Türkİye, Politics

Turkey: HDP seeks to waive MPs' legal immunity

Kurdish party says it will apply to parliament to lift immunity from all MPs amid rancor over PKK accusations

28.07.2015 - Update : 28.07.2015
Turkey: HDP seeks to waive MPs' legal immunity

ANKARA 

A leader of Turkey’s main pro-Kurdish party has said he will apply to parliament to waive his and 79 other deputies’ legal immunity from prosecution.

The unusual move comes after Nationalist Movement Party leader Devlet Bahceli suggested Selahattin Demirtas’ Peoples' Democratic Party (HDP) be investigated by Turkish courts over an apparent failure to condemn violence by the Kurdistan Workers’ Party (PKK).

Under Turkish law, members of parliament have immunity from prosecution.

Speaking to party members in Ankara on Tuesday, Demirtas said: “With my 80 friends, we will submit a petition to the parliament to lift our immunity,” adding: “If you are not afraid, let’s lift immunities altogether.”

The HDP leader also suggested that only the voters of Turkey could close down his party, which was the first pro-Kurdish grouping to cross the country’s electoral threshold, winning 80 seats in parliament in the June 7 general election.

However, the party has been accused of having links to the PKK, which is seen as a terrorist organization by Turkey and its allies.

Demirtas added: “Parties are opened by people and closed by people.

“Those who gave us 13 percent of the vote today [in the June 7 election] may also give us one percent tomorrow; we respect that…”

Talks to end the armed conflict between the PKK against Turkish security forces had been ongoing since early 2012.

Earlier, Turkish Foreign Minister Mevlut Cavusoglu urged the HDP to "act like a political party and cut ties with the terrorist PKK".

Demirtas also condemned the murder of two police officers last week in Turkey’s southeastern town of Ceylanpinar for which PKK claimed responsibility.

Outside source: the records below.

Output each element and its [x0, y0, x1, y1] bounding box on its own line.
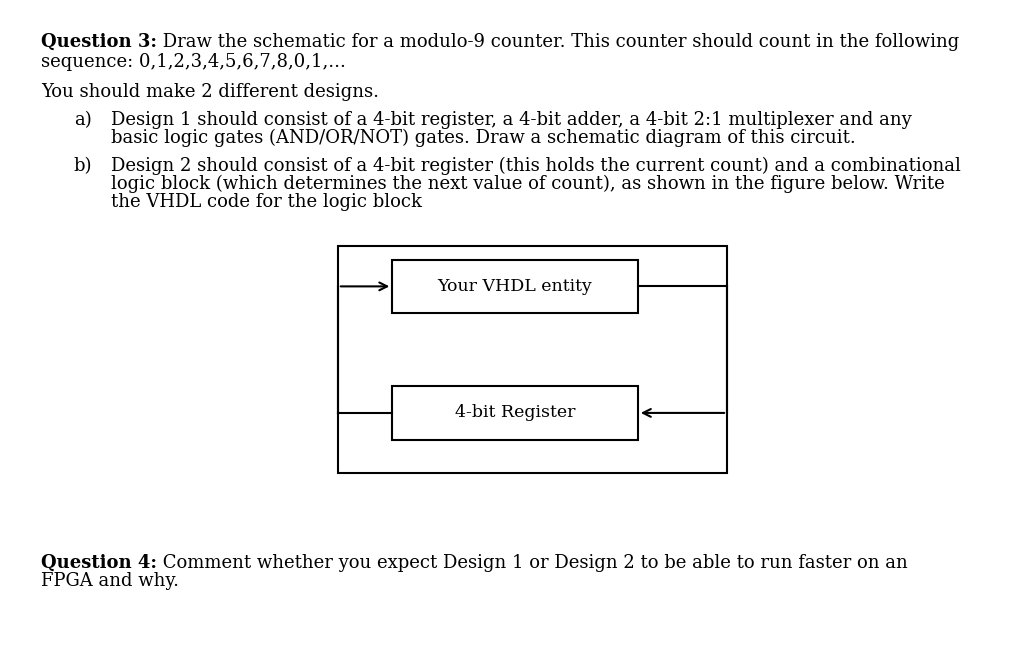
Text: basic logic gates (AND/OR/NOT) gates. Draw a schematic diagram of this circuit.: basic logic gates (AND/OR/NOT) gates. Dr… — [111, 129, 855, 147]
Bar — [392, 386, 638, 440]
Text: Question 4:: Question 4: — [41, 554, 157, 572]
Text: 4-bit Register: 4-bit Register — [455, 404, 575, 422]
Text: Comment whether you expect Design 1 or Design 2 to be able to run faster on an: Comment whether you expect Design 1 or D… — [157, 554, 907, 572]
Text: Draw the schematic for a modulo-9 counter. This counter should count in the foll: Draw the schematic for a modulo-9 counte… — [157, 33, 959, 51]
Text: a): a) — [74, 111, 91, 129]
Text: Question 3:: Question 3: — [41, 33, 157, 51]
Text: FPGA and why.: FPGA and why. — [41, 572, 179, 590]
Text: logic block (which determines the next value of count), as shown in the figure b: logic block (which determines the next v… — [111, 175, 944, 193]
Text: Design 2 should consist of a 4-bit register (this holds the current count) and a: Design 2 should consist of a 4-bit regis… — [111, 157, 961, 175]
Text: Your VHDL entity: Your VHDL entity — [437, 278, 593, 295]
Text: the VHDL code for the logic block: the VHDL code for the logic block — [111, 193, 422, 211]
Bar — [338, 246, 727, 473]
Text: Design 1 should consist of a 4-bit register, a 4-bit adder, a 4-bit 2:1 multiple: Design 1 should consist of a 4-bit regis… — [111, 111, 911, 129]
Text: sequence: 0,1,2,3,4,5,6,7,8,0,1,...: sequence: 0,1,2,3,4,5,6,7,8,0,1,... — [41, 53, 346, 71]
Bar — [392, 260, 638, 313]
Text: You should make 2 different designs.: You should make 2 different designs. — [41, 83, 379, 101]
Text: b): b) — [74, 157, 92, 175]
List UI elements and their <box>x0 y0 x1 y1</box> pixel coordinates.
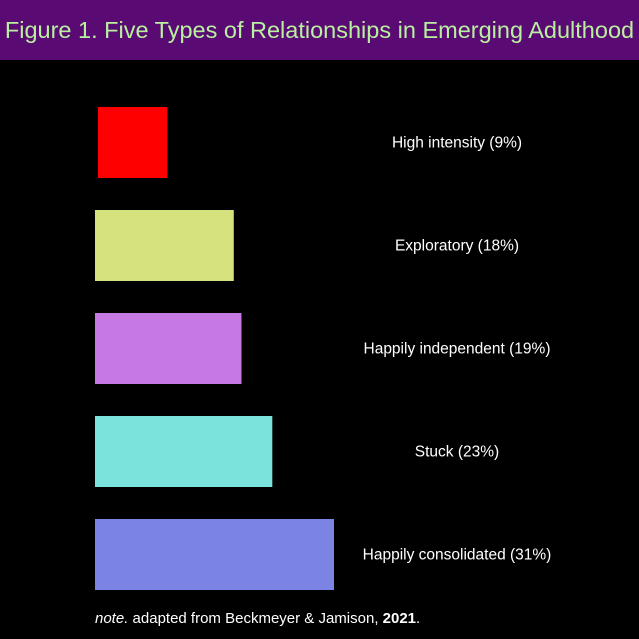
chart-title: Figure 1. Five Types of Relationships in… <box>4 16 635 43</box>
bar-label-happily-independent: Happily independent (19%) <box>364 341 551 358</box>
bar-happily-consolidated <box>95 519 334 590</box>
bar-label-stuck: Stuck (23%) <box>415 444 499 461</box>
bar-high-intensity <box>98 107 168 178</box>
note-year: 2021 <box>382 610 417 627</box>
labels-group: High intensity (9%) Exploratory (18%) Happ… <box>363 135 552 564</box>
note-italic: note. <box>95 610 129 627</box>
bar-exploratory <box>95 210 234 281</box>
bar-label-exploratory: Exploratory (18%) <box>395 238 519 255</box>
bar-happily-independent <box>95 313 242 384</box>
bar-label-happily-consolidated: Happily consolidated (31%) <box>363 547 552 564</box>
bar-stuck <box>95 416 273 487</box>
source-note: note. adapted from Beckmeyer & Jamison, … <box>95 610 420 627</box>
bar-chart: High intensity (9%) Exploratory (18%) Happ… <box>95 107 552 590</box>
bar-label-high-intensity: High intensity (9%) <box>392 135 522 152</box>
note-text: adapted from Beckmeyer & Jamison, <box>128 610 383 627</box>
title-bar: Figure 1. Five Types of Relationships in… <box>0 0 639 60</box>
bars-group <box>95 107 334 590</box>
note-end: . <box>416 610 421 627</box>
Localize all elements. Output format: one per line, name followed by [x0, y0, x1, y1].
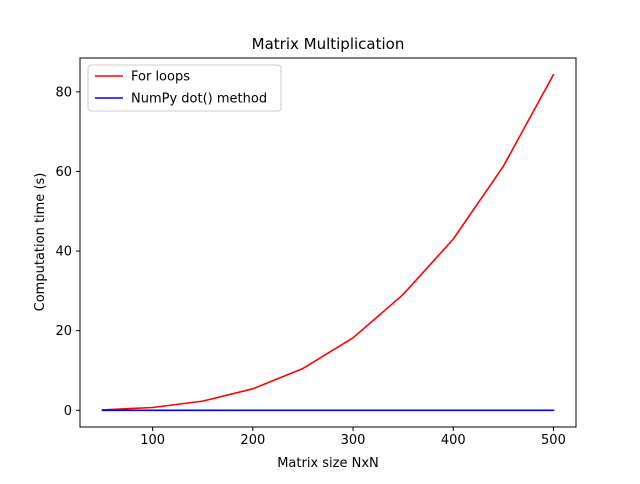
x-tick-label: 500 — [541, 433, 566, 448]
x-tick-label: 100 — [140, 433, 165, 448]
x-tick-label: 300 — [341, 433, 366, 448]
series-line-1 — [101, 73, 555, 411]
x-axis-label: Matrix size NxN — [277, 456, 379, 471]
legend-label-2: NumPy dot() method — [131, 92, 267, 107]
y-tick-label: 0 — [64, 404, 72, 419]
series-layer — [101, 73, 555, 412]
y-axis-ticks: 0 20 40 60 80 — [55, 85, 80, 419]
chart-title: Matrix Multiplication — [252, 35, 405, 53]
x-tick-label: 400 — [441, 433, 466, 448]
y-tick-label: 20 — [55, 324, 72, 339]
x-axis-ticks: 100 200 300 400 500 — [140, 427, 566, 448]
x-tick-label: 200 — [240, 433, 265, 448]
y-tick-label: 80 — [55, 85, 72, 100]
legend-label-1: For loops — [131, 70, 190, 85]
legend-box — [87, 64, 282, 112]
y-tick-label: 40 — [55, 245, 72, 260]
y-tick-label: 60 — [55, 165, 72, 180]
y-axis-label: Computation time (s) — [33, 173, 48, 312]
plot-area — [79, 57, 577, 428]
legend: For loops NumPy dot() method — [87, 64, 282, 112]
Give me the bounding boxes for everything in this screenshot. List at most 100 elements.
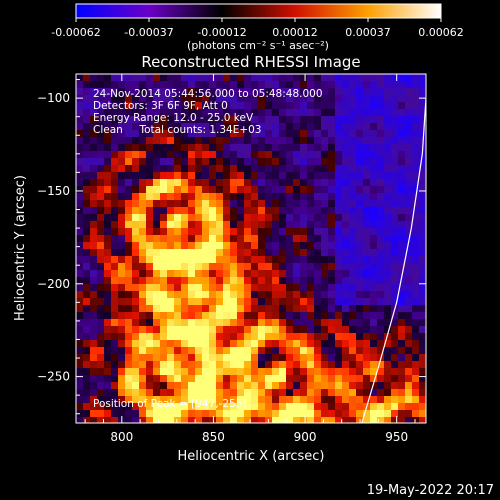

“This is a dirty game,” the HDP leader said: “It is part of provocation.”

He also claimed that Turkish President Recep Tayyip Erdogan had failed to secure PKK disarmament “because public surveys, opinion research results showed [him] this process will not bring him the presidency”.

Erdogan had pushed to establish an executive presidential system ahead of the Turkish general election in June.